Самой Змейки давно нет в живых, а кличка осталась, живет.
Как и всякие слова, прозвища со временем приобретают новый смысл, иное наполнение. Часто из безобидной клички они становятся злыми и нарицательными.
Такое превращение случилось в свое время и с Чебухайкой…
III
Не припомню теперь точно, откуда появилась на нашей улице эта самая Чебухайка. Кажется, до этого она жила где-то на Хуторах. В самом начале тридцатого года, когда умер Савватий Санаев, развалюшку его купил тихонький, неказистый мужичишка Ефимка Бутенков. Хлопотливый был мужик, хоть и неприметный с виду. Словно муравей, с утра до вечера ползал он по усадьбе. За лето на месте Савватиевой землянки Ефимка поставил новую избу, оштукатурил ее, покрыл; слепил закутки и загонки для скота. А там, глядь, дальше — больше: обнес он санаевскую пустошь плетнем; насадил сад, и так прочно все у него получилось — не усадьба, а поместье!

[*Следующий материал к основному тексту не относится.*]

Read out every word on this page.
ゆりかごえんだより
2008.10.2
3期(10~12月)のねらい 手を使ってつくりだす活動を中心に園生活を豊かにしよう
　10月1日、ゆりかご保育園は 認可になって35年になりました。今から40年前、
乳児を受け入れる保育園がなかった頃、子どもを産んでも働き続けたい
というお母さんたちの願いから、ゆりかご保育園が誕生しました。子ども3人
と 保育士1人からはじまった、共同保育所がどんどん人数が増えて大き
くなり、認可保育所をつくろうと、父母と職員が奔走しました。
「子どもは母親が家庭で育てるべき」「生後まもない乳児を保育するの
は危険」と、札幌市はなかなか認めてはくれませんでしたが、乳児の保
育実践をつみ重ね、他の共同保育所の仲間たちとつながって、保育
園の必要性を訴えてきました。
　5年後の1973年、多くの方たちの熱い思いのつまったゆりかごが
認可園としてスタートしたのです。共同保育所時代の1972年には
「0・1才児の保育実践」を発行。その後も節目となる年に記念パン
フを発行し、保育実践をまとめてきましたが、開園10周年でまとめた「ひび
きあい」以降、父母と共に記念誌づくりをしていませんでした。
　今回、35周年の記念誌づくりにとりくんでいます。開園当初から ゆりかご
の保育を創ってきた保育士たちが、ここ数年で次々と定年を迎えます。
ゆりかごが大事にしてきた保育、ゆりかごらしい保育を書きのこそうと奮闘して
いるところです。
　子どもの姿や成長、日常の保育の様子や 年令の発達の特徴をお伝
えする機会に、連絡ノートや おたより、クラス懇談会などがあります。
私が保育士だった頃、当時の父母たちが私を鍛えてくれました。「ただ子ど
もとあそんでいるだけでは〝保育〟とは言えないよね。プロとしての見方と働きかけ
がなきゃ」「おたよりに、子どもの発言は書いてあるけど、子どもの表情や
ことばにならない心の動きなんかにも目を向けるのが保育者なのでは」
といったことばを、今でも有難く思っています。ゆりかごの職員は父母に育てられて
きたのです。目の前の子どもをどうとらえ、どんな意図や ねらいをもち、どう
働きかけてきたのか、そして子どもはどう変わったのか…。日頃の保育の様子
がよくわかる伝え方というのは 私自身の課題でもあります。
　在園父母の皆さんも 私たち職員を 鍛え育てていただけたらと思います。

Верховодила в доме Ефимки супруга, Дарья, низенькая полнотелая баба, чем-то внешне напоминавшая жирную осеннюю утку. Ходила Дарья вразвалочку, не спеша, словно не шла, а перекатывалась. Говорила мягко, вкрадчиво; при разговоре все норовила подставить ухо поближе к губам собеседника — глуховата была.
Вот стоят бабы у колодца, судачат:
«Говорят, Бирдюк сватов к Ефросинье засылал».
А Дарьюшка шею вытянет и: «Чё?» (значит — что, не расслышала).
«Данила-то и слушать их не захотел… взашей вытолкал…»
«Бу?!» (Будя, мол, врать-то!)
«А они и говорят: не согласен — ворота дегтем вымажем!»
«Ха!» — рассмеется Дарьюшка.
С кем бы она ни разговаривала, только и слышишь от нее: Чё?.. Бу?.. Ха!.. Так оно и пошло — Чебуха да Чебуха, — одним словом, Чебухайка.